The Dip into Commercial Banking
This week’s news on the planned expansion of commercial banking and lending services follows earlier moves that indicated Goldman is getting very serious about kick-starting a commercial banking business as well.
According to reports in The Wall Street Journal in early April, the bank has hired away a senior engineer at JPMorgan to develop cash management tools as it eyes an entrance into the commercial banking market.
Hari Moorthy is the senior engineer and JPMorgan partner who Goldman enlisted to develop cash management tools, account deposit tools and other financial products geared at large companies, similar to his previous focus at JPMorgan.
For Goldman Sachs, the push into commercial banking is somewhat of a departure. Reports indicate that the early push into the new market will be modest, at least in the beginning. According to internal sources familiar with the matter, Goldman is currently focusing more on technology than opening up physical spaces. It also hopes to find partner entities for some of these commercial banking products.
Goldman Sachs will face some tough competition in the commercial banking market, where JPMorgan, Citigroup, Bank of America and Wells Fargo are the leading players – and have been for a while.
Whether Goldman can compete in the space – or in consumer banking, for that matter – remains to be seen. After all, it’s not easy being the new kid on the playground.
But although new, Goldman Sachs is a big kid and a known player, not a no-name upstart trying to disrupt an established space. And they are moving fast, and aggressively.
And for that powerful – and, at this point, promising – of a segment play, they certainly earned the sizzle of the week.
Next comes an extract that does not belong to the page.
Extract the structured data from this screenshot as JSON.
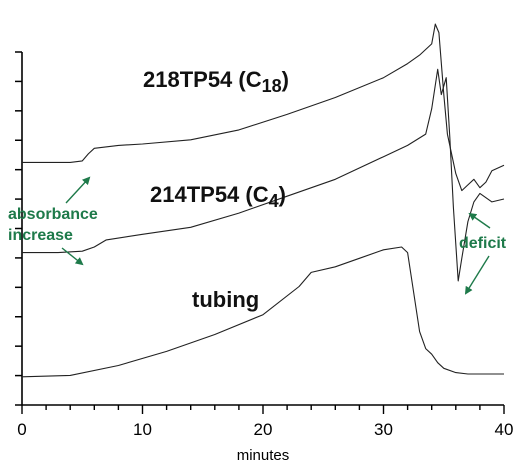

Amazon Prime: 100 million of … anything … is nothing to sneeze at. The milestone has been reached for Amazon, which states that its Prime subscriber base is now above that lofty number. Here’s another number: five billion items shipped. That’s a lot of buying, with more to come.
Same-Day Delivery: It’s targeted by Target, which is expanding its options to the tune of 60 stores across Boston, New York, Chicago and other cities. In the final mile, Target does its level best to compete with Walmart and Amazon.
Mobile Banking: It shows outsized gains as banks show double-digit growth in the ranks here. Yes, the focus may have been on tax cuts and share buybacks and credit cards. But gleaned from the details is an inexorable trend that people are getting a lot more comfortable moving their money around at the speed of … byte.
Retail Workers: JD.com CEO Richard Liu envisions the day when retail workers go the way of the dodo – due to robo. The convergence of artificial intelligence and hardware means the rise of the machines may alter in-person commerce forever.
Plenti: Plenti is not enough, it seems, as Amex pulls the plug, finding that loyalty has its limits – or maybe loyalty to loyalty programs has its limits. The frequent shopper program has been shuttered, as it didn’t gain the traction the card giant had hoped. Not much of a surprise, really.
Crypto Traders: They’re getting increased scrutiny from New York Attorney General Eric Schneiderman. Welcome the Virtual Markets Integrity program, likely to make folks uncomfortable all over the virtual trading spectrum. The inquiry into 13 crypto firms? A baker’s dozen of worry, it looks like.